There are millions of dollars available in Delaware for landlords whose tenants are struggling to pay rent. The current version of the Delaware Housing Assistance Program (DEHAP) can help with rental arrears from April 2020 through three months of forward rent, providing tenants a total maximum of 15 months rent and $2,000 per month.
But the program went down for two weeks, right around the time the Governor’s order ended and the CDC’s moratorium lapsed.
“Inexcusable,” Whitelaw said of the timing. “Terrible, terrible, terrible.”
DEHAP should be up and running again Aug. 11, with an improved application portal.
The third iteration of the program launched in March of this year. Since then, it’s received more than 6,100 applications, seeking close to $35 million.
But Sheraton says the program has worked much too slow getting money out to landlords. He says the application portal, which requires most of the documentation be provided by renters, is cumbersome and inaccessible. He says once applications are approved, it can take months for the money to reach landlords.

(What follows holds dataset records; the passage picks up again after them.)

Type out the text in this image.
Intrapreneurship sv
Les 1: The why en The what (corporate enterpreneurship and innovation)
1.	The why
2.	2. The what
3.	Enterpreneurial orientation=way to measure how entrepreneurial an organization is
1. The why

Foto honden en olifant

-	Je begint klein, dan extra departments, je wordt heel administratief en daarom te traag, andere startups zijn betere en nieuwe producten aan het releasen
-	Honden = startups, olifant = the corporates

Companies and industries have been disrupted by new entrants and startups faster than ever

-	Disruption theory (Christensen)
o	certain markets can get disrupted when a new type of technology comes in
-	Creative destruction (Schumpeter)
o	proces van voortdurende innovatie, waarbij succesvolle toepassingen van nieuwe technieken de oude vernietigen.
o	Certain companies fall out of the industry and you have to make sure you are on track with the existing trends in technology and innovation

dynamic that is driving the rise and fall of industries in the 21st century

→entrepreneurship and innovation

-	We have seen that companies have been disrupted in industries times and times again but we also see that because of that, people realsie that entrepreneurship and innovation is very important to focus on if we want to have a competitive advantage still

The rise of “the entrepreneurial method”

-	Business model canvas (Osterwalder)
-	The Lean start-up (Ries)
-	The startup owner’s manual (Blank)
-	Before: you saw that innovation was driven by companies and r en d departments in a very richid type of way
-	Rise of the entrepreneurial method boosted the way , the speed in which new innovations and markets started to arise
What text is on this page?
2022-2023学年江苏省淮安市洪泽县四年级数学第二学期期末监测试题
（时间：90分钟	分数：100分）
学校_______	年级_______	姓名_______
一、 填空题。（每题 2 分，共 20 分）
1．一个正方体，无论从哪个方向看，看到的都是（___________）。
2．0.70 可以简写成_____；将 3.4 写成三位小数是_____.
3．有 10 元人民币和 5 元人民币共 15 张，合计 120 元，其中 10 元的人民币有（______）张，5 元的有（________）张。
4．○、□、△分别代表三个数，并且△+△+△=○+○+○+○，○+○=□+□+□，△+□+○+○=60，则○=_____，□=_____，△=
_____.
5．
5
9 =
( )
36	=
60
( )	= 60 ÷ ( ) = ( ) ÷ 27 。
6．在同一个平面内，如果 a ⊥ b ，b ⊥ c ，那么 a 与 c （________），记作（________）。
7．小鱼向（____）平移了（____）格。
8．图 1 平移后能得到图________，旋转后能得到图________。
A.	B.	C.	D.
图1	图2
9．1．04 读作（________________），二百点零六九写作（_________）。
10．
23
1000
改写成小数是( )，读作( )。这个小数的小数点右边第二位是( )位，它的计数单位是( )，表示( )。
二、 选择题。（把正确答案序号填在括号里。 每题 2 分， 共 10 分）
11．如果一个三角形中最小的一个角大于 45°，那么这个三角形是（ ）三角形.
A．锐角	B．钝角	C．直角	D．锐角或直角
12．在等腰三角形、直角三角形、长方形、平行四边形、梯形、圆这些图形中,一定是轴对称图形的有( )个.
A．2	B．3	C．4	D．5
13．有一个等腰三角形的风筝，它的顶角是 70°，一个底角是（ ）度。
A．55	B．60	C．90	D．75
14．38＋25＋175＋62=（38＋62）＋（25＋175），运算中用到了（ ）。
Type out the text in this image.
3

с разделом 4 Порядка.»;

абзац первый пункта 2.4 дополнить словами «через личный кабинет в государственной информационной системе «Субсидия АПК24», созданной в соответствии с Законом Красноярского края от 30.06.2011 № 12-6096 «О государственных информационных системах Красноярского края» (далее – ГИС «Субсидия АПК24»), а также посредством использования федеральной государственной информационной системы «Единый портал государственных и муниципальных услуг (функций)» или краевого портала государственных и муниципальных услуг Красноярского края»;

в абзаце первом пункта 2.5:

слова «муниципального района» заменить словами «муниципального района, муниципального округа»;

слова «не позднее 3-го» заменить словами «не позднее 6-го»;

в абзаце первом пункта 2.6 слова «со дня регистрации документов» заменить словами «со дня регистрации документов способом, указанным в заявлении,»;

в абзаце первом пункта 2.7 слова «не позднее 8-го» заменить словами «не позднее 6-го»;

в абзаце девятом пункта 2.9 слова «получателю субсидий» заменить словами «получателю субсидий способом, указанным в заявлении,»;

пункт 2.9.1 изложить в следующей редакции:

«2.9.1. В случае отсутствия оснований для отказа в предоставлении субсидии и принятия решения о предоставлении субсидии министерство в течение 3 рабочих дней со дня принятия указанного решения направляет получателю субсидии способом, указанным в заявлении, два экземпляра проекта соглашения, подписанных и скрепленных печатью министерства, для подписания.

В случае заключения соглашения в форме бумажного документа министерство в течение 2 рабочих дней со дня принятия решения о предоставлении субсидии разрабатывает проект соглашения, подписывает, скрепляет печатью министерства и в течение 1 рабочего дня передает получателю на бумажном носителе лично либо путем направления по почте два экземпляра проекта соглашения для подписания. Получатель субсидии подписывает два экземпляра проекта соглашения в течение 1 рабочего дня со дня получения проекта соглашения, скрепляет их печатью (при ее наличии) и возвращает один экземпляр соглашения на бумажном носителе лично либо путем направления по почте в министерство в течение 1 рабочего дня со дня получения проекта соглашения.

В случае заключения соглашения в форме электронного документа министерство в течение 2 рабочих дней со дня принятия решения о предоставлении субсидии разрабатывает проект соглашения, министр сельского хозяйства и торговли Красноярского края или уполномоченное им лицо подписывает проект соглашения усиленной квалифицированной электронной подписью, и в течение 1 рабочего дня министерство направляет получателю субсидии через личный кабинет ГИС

“DEHAP really has come in and helped a lot of people,” he said. “[But] DEHAP was really slow to act, really slow to get money out, and now we’re seeing it unfortunately kind of just fall apart.”
The Delaware State Housing Authority, which administers DEHAP, says nearly 2,800 applications have been approved since this spring—for a total of more than $16 million in assistance. Close to 1,000 applications are currently under review. About a third of the applications are awaiting a response from the applicant or property manager and few hundred were declined or withdrawn.